The JPMorgan Healthcare Conference currently under way in San Francisco is arguably the most important event of the entire year for the health care sector. This is one of the rarest opportunities for biotechnology, pharmaceutical, and medical device companies to open up about where they've been and where they're headed, so it pays to take notice.

Considering that from a high-to-low point Sarepta Therapeutics (SRPT -0.21%) skyrocketed almost 1,400% at one point last year following the release of positive mid-stage data on eteplirsen, its Duchenne muscular dystrophy drug, I knew I had to keep my eyes peeled for what the company had to say at the JPMorgan Healthcare Conference.

The data, released in October, demonstrated not only a degradation of the disease, but actual improvement as evidenced by the 89 meter six-minute walking improvement over the placebo. As my Foolish colleague Brian Orelli noted, eteplirsen crushed Sanofi (SNY 1.30%) and BioMarin Pharmaceuticals' (BMRN -0.13%) Aldurazyme in the results column, and as an orphan drug -- much like Alexion Pharmaceuticals' (ALXN) Soliris or Vertex Pharmaceuticals' (VRTX 0.04%) Kalydeco -- it's eligible for patent protection, as well as accelerated review status since it targets clinically unmet needs. Not to mention, orphan drugs like Soliris and Kalydeco carry a hefty price tag.

As expected, the majority of Sarepta's presentation revolved around eteplirsen -- which isn't a bad thing. But, we also ascertained some milestone dates to keep in mind as it moves eteplirsen, and its remaining portfolio, forward.

The key points to Sarepta's eteplirsen study, if they haven't been touched on already, are that there weren't any treatment-related adverse events and that 28 of 36 patients enrolled in its studies showed increased dystrophin production. Sarepta is planning a confirmatory study which will begin enrolling later this year and begin dosing in the first quarter of 2014.
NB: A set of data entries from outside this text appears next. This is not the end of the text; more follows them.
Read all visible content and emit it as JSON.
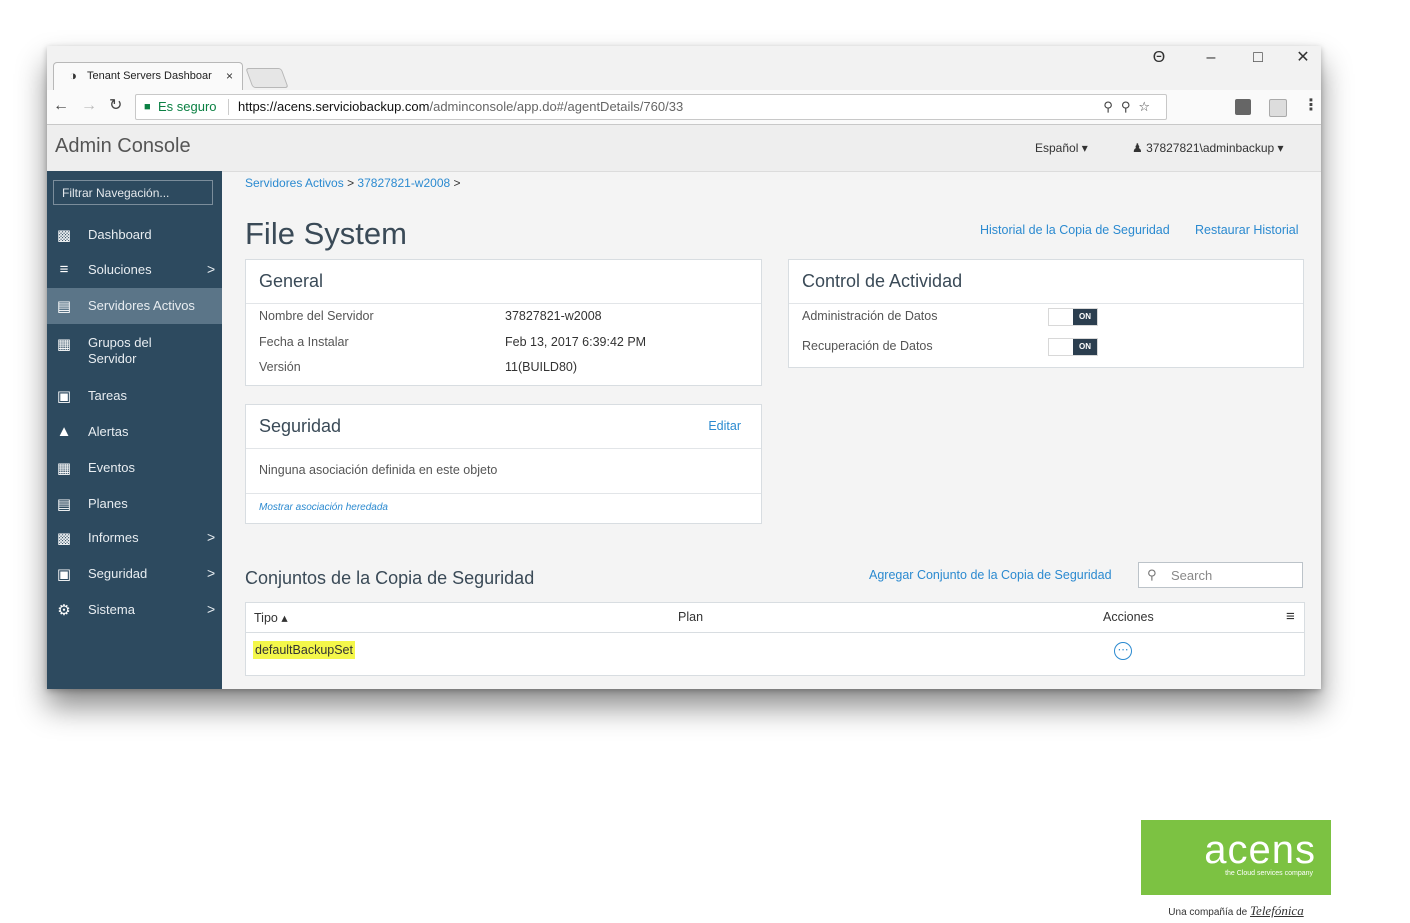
{
  "browser": {
    "tab_title": "Tenant Servers Dashboar",
    "tab_close": "×",
    "secure_label": "Es seguro",
    "url_host": "https://acens.serviciobackup.com",
    "url_path": "/adminconsole/app.do#/agentDetails/760/33",
    "window_controls": {
      "profile": "Θ",
      "minimize": "–",
      "maximize": "□",
      "close": "✕"
    }
  },
  "header": {
    "app_title": "Admin Console",
    "language": "Español ▾",
    "user": "37827821\\adminbackup ▾"
  },
  "sidebar": {
    "filter_placeholder": "Filtrar Navegación...",
    "items": [
      {
        "label": "Dashboard",
        "icon": "chart-icon"
      },
      {
        "label": "Soluciones",
        "icon": "layers-icon",
        "chevron": ">"
      },
      {
        "label": "Servidores Activos",
        "icon": "server-icon",
        "active": true
      },
      {
        "label": "Grupos del Servidor",
        "icon": "server-group-icon"
      },
      {
        "label": "Tareas",
        "icon": "briefcase-icon"
      },
      {
        "label": "Alertas",
        "icon": "warning-icon"
      },
      {
        "label": "Eventos",
        "icon": "events-icon"
      },
      {
        "label": "Planes",
        "icon": "document-icon"
      },
      {
        "label": "Informes",
        "icon": "report-icon",
        "chevron": ">"
      },
      {
        "label": "Seguridad",
        "icon": "lock-icon",
        "chevron": ">"
      },
      {
        "label": "Sistema",
        "icon": "gear-icon",
        "chevron": ">"
      }
    ]
  },
  "breadcrumb": {
    "item1": "Servidores Activos",
    "sep": ">",
    "item2": "37827821-w2008"
  },
  "page": {
    "title": "File System",
    "link_history": "Historial de la Copia de Seguridad",
    "link_restore": "Restaurar Historial"
  },
  "general": {
    "title": "General",
    "rows": [
      {
        "label": "Nombre del Servidor",
        "value": "37827821-w2008"
      },
      {
        "label": "Fecha a Instalar",
        "value": "Feb 13, 2017 6:39:42 PM"
      },
      {
        "label": "Versión",
        "value": "11(BUILD80)"
      }
    ]
  },
  "activity": {
    "title": "Control de Actividad",
    "rows": [
      {
        "label": "Administración de Datos",
        "state": "ON"
      },
      {
        "label": "Recuperación de Datos",
        "state": "ON"
      }
    ]
  },
  "security": {
    "title": "Seguridad",
    "edit": "Editar",
    "empty": "Ninguna asociación definida en este objeto",
    "inherited": "Mostrar asociación heredada"
  },
  "backupsets": {
    "title": "Conjuntos de la Copia de Seguridad",
    "add": "Agregar Conjunto de la Copia de Seguridad",
    "search_placeholder": "Search",
    "columns": {
      "type": "Tipo ▴",
      "plan": "Plan",
      "actions": "Acciones"
    },
    "rows": [
      {
        "type": "defaultBackupSet",
        "plan": ""
      }
    ]
  },
  "logo": {
    "brand": "acens",
    "tagline": "the Cloud services company",
    "sub_prefix": "Una compañía de",
    "sub_brand": "Telefónica"
  },
  "colors": {
    "sidebar": "#2d4a5f",
    "active": "#5b7588",
    "link": "#2b8ad0",
    "logo": "#7cc242",
    "highlight": "#f4f74a"
  }
}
Sarepta will actually be stepping away from eteplirsen's studies for much of 2013 to prepare for the possibility of large-scale manufacturing of the drug. Since Sarepta considers manufacturing eteplirsen to manufacturing a small-molecule drug, the assumption is that purity and safety won't be an issue with the FDA with regard to the manufacturing process.
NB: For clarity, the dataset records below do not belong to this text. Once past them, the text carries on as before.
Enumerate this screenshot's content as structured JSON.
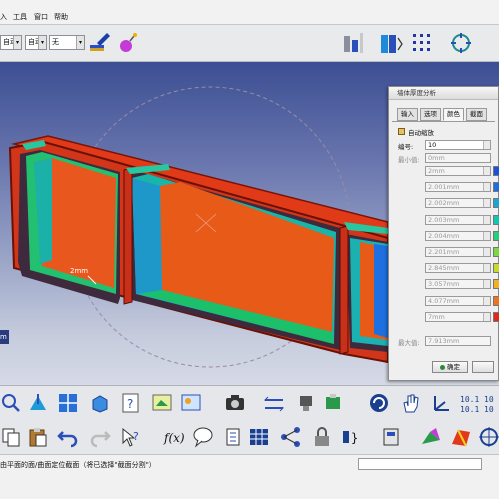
{
  "menubar": {
    "items": [
      "入",
      "工具",
      "窗口",
      "帮助"
    ]
  },
  "toolbar": {
    "combo1": "自动",
    "combo2": "自动",
    "combo3": "无"
  },
  "viewport": {
    "measure_label": "2mm",
    "partial_label": "m"
  },
  "dialog": {
    "title": "墙体厚度分析",
    "tabs": [
      "输入",
      "选项",
      "颜色",
      "截面"
    ],
    "auto_scale_label": "自动缩放",
    "count_label": "编号:",
    "count_value": "10",
    "min_label": "最小值:",
    "min_value": "0mm",
    "max_label": "最大值:",
    "max_value": "7.913mm",
    "levels": [
      "2mm",
      "2.001mm",
      "2.002mm",
      "2.003mm",
      "2.004mm",
      "2.201mm",
      "2.845mm",
      "3.057mm",
      "4.077mm",
      "7mm"
    ],
    "level_colors": [
      "#1d4fd8",
      "#1d6fe0",
      "#17a7d2",
      "#12c7b0",
      "#28cf7a",
      "#7bd742",
      "#c7d82e",
      "#f0b224",
      "#f0721e",
      "#e0281e"
    ],
    "ok_label": "确定"
  },
  "status": {
    "message": "由平面的面/曲面定位截面（将已选择\"截面分割\"）"
  }
}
As I alluded previously, orphan drug pricing is often high, and based on Sarepta's presentation, it is expecting to price eteplirsen somewhere in the $300,000 to $500,000 price range -- consistent with comparable rare disease drugs -- and bring in between $600 million and $1 billion annually. By Sarepta's own figures, eteplirsen will target 13% of the 35,000 DMD patients in the U.S. and European Union.

Another key point worth mentioning is Sarepta's research on additional exons. In addition to exon 51, which is what eteplirsen targets, Sarepta is also developing treatments for exons 45, 50, and 53, which are currently in preclinical trials and are slated to be discussed before the FDA in a pre-IND meeting in the second-half of this year. Assuming all three translate into success, this would give Sarepta a chance to market to a third of all DMD patients.
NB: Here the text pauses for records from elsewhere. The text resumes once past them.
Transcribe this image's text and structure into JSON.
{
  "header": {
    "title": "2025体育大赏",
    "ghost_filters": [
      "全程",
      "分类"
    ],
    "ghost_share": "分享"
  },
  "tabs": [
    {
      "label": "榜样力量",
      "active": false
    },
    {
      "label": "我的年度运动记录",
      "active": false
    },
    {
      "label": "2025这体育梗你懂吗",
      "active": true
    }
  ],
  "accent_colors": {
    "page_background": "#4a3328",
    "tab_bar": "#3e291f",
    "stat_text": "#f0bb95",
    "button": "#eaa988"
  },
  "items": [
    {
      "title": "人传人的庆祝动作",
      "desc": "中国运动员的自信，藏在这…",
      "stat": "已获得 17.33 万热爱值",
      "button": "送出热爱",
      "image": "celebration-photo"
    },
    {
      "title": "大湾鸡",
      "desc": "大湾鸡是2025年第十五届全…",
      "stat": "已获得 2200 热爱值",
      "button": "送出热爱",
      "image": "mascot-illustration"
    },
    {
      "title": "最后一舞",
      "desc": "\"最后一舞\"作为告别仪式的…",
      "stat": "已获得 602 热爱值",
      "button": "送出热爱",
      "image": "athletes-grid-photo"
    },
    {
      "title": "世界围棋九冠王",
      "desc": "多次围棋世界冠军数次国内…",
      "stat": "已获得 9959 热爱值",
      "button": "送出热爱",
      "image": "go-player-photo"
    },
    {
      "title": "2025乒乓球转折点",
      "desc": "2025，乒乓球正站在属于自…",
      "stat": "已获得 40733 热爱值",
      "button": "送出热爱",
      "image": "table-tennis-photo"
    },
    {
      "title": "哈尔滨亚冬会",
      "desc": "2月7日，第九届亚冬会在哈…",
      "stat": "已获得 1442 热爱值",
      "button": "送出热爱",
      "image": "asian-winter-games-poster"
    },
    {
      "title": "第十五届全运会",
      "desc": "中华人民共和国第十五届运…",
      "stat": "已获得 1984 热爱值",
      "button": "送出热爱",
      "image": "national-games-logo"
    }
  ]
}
In summary, we're still quite a ways away from actually seeing eteplirsen approved by the FDA, but we're going to see Sarepta's focus shift solely away from research and broaden into developing a commercial manufacturing process. Keep your eyes peeled for anything out of the ordinary in terms of the other exons in preclinical trials, and watch for a potential accelerated NDA filing much later this year. If that NDA doesn't come until next year, Sarepta could have a relatively quiet year.